# Harish-Chandra's c-function

In mathematics, Harish-Chandra's c-function is a function related to the intertwining operator between two principal series representations, that appears in the Plancherel measure for semisimple Lie groups. Harish-Chandra (1958a, 1958b) introduced a special case of it defined in terms of the asymptotic behavior of a zonal spherical function of a Lie group, and Harish-Chandra (1970) introduced a more general c-function called Harish-Chandra's (generalized) C-function.

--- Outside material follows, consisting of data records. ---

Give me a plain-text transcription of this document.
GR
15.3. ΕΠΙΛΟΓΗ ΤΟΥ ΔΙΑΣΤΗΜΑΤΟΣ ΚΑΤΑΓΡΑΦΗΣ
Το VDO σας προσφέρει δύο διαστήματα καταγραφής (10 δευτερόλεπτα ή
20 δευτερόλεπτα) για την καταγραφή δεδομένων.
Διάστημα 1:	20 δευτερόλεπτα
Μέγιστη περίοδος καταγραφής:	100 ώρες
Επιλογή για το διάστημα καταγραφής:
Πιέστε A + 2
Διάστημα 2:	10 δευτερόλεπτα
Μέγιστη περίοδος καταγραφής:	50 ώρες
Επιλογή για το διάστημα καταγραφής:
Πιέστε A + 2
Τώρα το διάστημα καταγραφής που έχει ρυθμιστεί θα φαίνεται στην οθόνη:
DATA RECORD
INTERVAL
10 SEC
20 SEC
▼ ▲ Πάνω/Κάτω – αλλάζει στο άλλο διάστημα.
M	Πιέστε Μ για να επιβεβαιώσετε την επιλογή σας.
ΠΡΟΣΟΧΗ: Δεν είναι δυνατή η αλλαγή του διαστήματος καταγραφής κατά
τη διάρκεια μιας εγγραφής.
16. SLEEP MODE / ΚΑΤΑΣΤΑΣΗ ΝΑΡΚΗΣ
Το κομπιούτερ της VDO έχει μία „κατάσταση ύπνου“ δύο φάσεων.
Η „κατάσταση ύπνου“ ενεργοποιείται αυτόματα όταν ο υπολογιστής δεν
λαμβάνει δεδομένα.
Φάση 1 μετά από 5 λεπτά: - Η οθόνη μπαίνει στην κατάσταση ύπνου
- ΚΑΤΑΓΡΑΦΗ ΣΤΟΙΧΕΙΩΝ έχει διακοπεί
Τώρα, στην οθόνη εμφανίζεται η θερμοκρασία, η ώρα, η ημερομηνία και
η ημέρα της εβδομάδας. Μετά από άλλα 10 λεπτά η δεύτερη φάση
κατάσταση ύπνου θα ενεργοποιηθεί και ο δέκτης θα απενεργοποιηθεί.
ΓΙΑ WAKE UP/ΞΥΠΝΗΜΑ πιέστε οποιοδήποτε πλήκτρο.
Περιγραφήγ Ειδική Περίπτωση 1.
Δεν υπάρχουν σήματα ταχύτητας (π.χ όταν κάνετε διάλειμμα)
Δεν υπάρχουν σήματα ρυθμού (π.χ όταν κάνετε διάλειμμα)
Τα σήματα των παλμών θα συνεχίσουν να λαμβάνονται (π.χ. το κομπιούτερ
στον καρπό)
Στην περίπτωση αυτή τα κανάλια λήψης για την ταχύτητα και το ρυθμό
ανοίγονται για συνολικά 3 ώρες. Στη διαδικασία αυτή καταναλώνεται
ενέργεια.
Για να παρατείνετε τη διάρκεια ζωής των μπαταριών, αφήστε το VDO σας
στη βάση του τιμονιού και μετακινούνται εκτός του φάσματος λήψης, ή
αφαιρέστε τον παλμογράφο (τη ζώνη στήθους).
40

Gindikin and Karpelevich (1962, 1969) introduced the Gindikin–Karpelevich formula, a product formula for Harish-Chandra's c-function,.

## Gindikin–Karpelevich formula

The c-function has a generalization cw(λ) depending on an element w of the Weyl group. The unique element of greatest length s0, is the unique element that carries the Weyl chamber ${\displaystyle {\mathfrak {a}}_{+}^{*}}$ onto ${\displaystyle -{\mathfrak {a}}_{+}^{*}}$. By Harish-Chandra's integral formula, cs0 is Harish-Chandra's c-function:

${\displaystyle c(\lambda )=c_{s_{0}}(\lambda ).}$

The c-functions are in general defined by the equation

${\displaystyle \displaystyle A(s,\lambda )\xi _{0}=c_{s}(\lambda )\xi _{0},}$

where ξ0 is the constant function 1 in L2(K/M). The cocycle property of the intertwining operators implies a similar multiplicative property for the c-functions:

${\displaystyle c_{s_{1}s_{2}}(\lambda )=c_{s_{1}}(s_{2}\lambda )c_{s_{2}}(\lambda )}$

provided

${\displaystyle \ell (s_{1}s_{2})=\ell (s_{1})+\ell (s_{2}).}$

This reduces the computation of cs to the case when s = sα, the reflection in a (simple) root α, the so-called "rank-one reduction" of Gindikin & Karpelevič (1962). In fact the integral involves only the closed connected subgroup Gα corresponding to the Lie subalgebra generated by ${\displaystyle {\mathfrak {g}}_{\pm \alpha }}$ where α lies in Σ0+. Then Gα is a real semisimple Lie group with real rank one, i.e. dim Aα = 1, and cs is just the Harish-Chandra c-function of Gα. In this case the c-function can be computed directly and is given by

${\displaystyle c_{s_{\alpha }}(\lambda )=c_{0}{2^{-i(\lambda ,\alpha _{0})}\Gamma (i(\lambda ,\alpha _{0})) \over \Gamma ({1 \over 2}({1 \over 2}m_{\alpha }+1+i(\lambda ,\alpha _{0}))\Gamma ({1 \over 2}({1 \over 2}m_{\alpha }+m_{2\alpha }+i(\lambda ,\alpha _{0}))},}$

where

${\displaystyle c_{0}=2^{m_{\alpha }/2+m_{2\alpha }}\Gamma \left({1 \over 2}(m_{\alpha }+m_{2\alpha }+1)\right)}$

and α0=α/〈α,α〉.

The general Gindikin–Karpelevich formula for c(λ) is an immediate consequence of this formula and the multiplicative properties of cs(λ), as follows:

${\displaystyle c(\lambda )=c_{0}\prod _{\alpha \in \Sigma _{0}^{+}}{2^{-i(\lambda ,\alpha _{0})}\Gamma (i(\lambda ,\alpha _{0})) \over \Gamma ({1 \over 2}({1 \over 2}m_{\alpha }+1+i(\lambda ,\alpha _{0}))\Gamma ({1 \over 2}({1 \over 2}m_{\alpha }+m_{2\alpha }+i(\lambda ,\alpha _{0}))},}$

where the constant c0 is chosen so that c(–iρ)=1 (Helgason 2000, p.447).

## Plancherel measure

The c-function appears in the Plancherel theorem for spherical functions, and the Plancherel measure is 1/c2 times Lebesgue measure.

## Generalized C-function

There is a similar c-function for p-adic Lie groups. Macdonald (1968, 1971) and Langlands (1971) found an analogous product formula for the c-function of a p-adic Lie group.